Ziarah Penuh Makna! PB PII Siapkan Usulan Pahlawan Nasional untuk Pendiri PII
Lanskap, Jakarta – Momentum peringatan Hari Bangkit ke-79 Pelajar Islam Indonesia (PII) dimanfaatkan Pengurus Besar PII (PB PII) untuk memperkuat refleksi sejarah sekaligus mendorong pengakuan terhadap tokoh-tokoh pendirinya sebagai pahlawan nasional.
Dalam rangkaian peringatan tersebut, jajaran PB PII periode 2026–2028 melakukan ziarah ke makam salah satu pendiri PII, Anton Timur Djaelani, yang dimakamkan di kawasan TPU UIN Syarif Hidayatullah Jakarta, Ciputat.
Komandan Brigade Pusat PB PII, Dandimas Pahamswa, menyampaikan bahwa kegiatan ini merupakan bentuk refleksi atas perjuangan para tokoh yang telah meletakkan fondasi organisasi.
“Ziarah ini menjadi pengingat bagi kami untuk terus melanjutkan semangat juang para pendiri dalam memperjuangkan umat dan bangsa,” ujarnya, Senin (4/5/2026).
Refleksi untuk Seluruh Kader PII
Dandimas menegaskan, momentum Hari Bangkit tidak hanya menjadi refleksi internal pengurus, tetapi juga bagi seluruh kader PII di Indonesia.
Menurutnya, organisasi PII memiliki sejarah panjang yang dibangun di atas nilai keislaman, kepelajaran, dan keindonesiaan yang kuat.
“Semangat perjuangan ini harus terus dijaga dan diwariskan kepada generasi kader berikutnya,” katanya.
Sosok Pendiri dan Jejak Pendidikan
Almarhum Anton Timur Djaelani dikenal sebagai cendekiawan Muslim yang berkontribusi besar dalam dunia pendidikan. Ia juga tercatat sebagai salah satu pendiri program pascasarjana di UIN Syarif Hidayatullah Jakarta.
Lahir di Jawa Tengah pada 1922, Anton Timur Djaelani mendedikasikan hidupnya untuk pengembangan pendidikan hingga wafat pada 2009.

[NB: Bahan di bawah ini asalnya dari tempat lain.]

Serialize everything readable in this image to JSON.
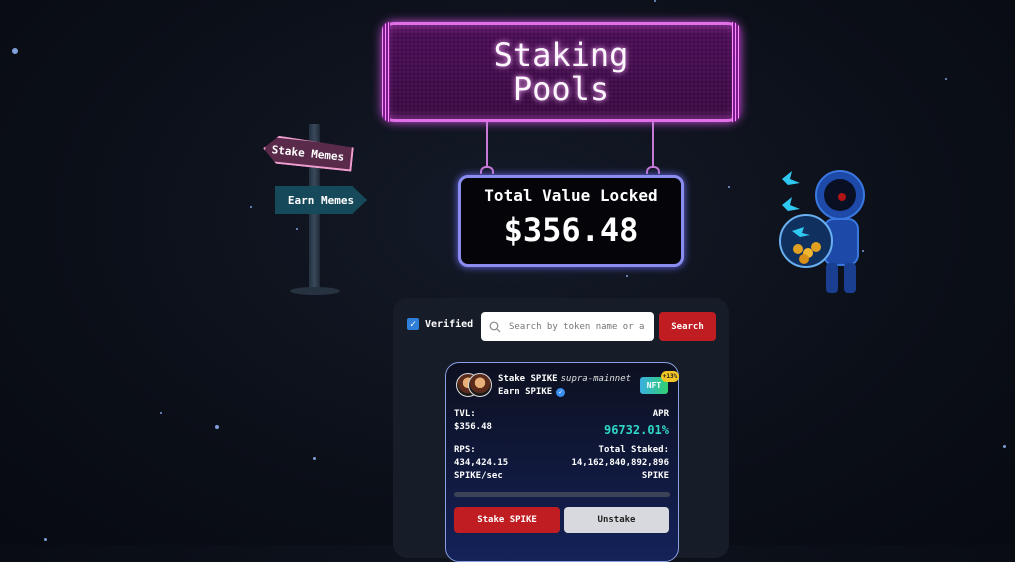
{
  "title": {
    "text": "Staking\nPools"
  },
  "tvl": {
    "label": "Total Value Locked",
    "value": "$356.48"
  },
  "signpost": {
    "left_arrow_label": "Stake Memes",
    "right_arrow_label": "Earn Memes"
  },
  "filters": {
    "verified_label": "Verified",
    "verified_checked": true,
    "search_placeholder": "Search by token name or address",
    "search_button": "Search"
  },
  "pool_card": {
    "stake_title": "Stake SPIKE",
    "network": "supra-mainnet",
    "earn_title": "Earn SPIKE",
    "nft_label": "NFT",
    "nft_bonus": "+13%",
    "tvl_label": "TVL:",
    "tvl_value": "$356.48",
    "apr_label": "APR",
    "apr_value": "96732.01%",
    "rps_label": "RPS:",
    "rps_value": "434,424.15",
    "rps_unit": "SPIKE/sec",
    "total_staked_label": "Total Staked:",
    "total_staked_value": "14,162,840,892,896",
    "total_staked_unit": "SPIKE",
    "progress": 0,
    "stake_button": "Stake SPIKE",
    "unstake_button": "Unstake"
  },
  "colors": {
    "accent_red": "#c01d22",
    "apr_teal": "#2fd8c8",
    "title_neon": "#e070e8",
    "tvl_neon": "#8b8cf0"
  }
}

Selain itu, PB PII juga mengingat tokoh pendiri lainnya seperti Djoesdi Ghazali yang dinilai memiliki kontribusi besar dalam perjalanan organisasi.
Dorong Jadi Pahlawan Nasional
Dalam kesempatan tersebut, PB PII menyatakan komitmennya untuk mendorong para pendiri PII agar diakui sebagai Pahlawan Nasional, khususnya dalam bidang pendidikan.
Langkah tersebut akan diwujudkan melalui penyusunan naskah akademik sebagai bagian dari proses pengajuan resmi kepada pemerintah.
“Kami akan mengupayakan agar tokoh-tokoh pendiri PII, seperti Djoesdi Ghazali dan Anton Timur Djaelani, mendapatkan pengakuan sebagai pahlawan nasional atas jasa mereka di bidang pendidikan,” tegas Dandimas.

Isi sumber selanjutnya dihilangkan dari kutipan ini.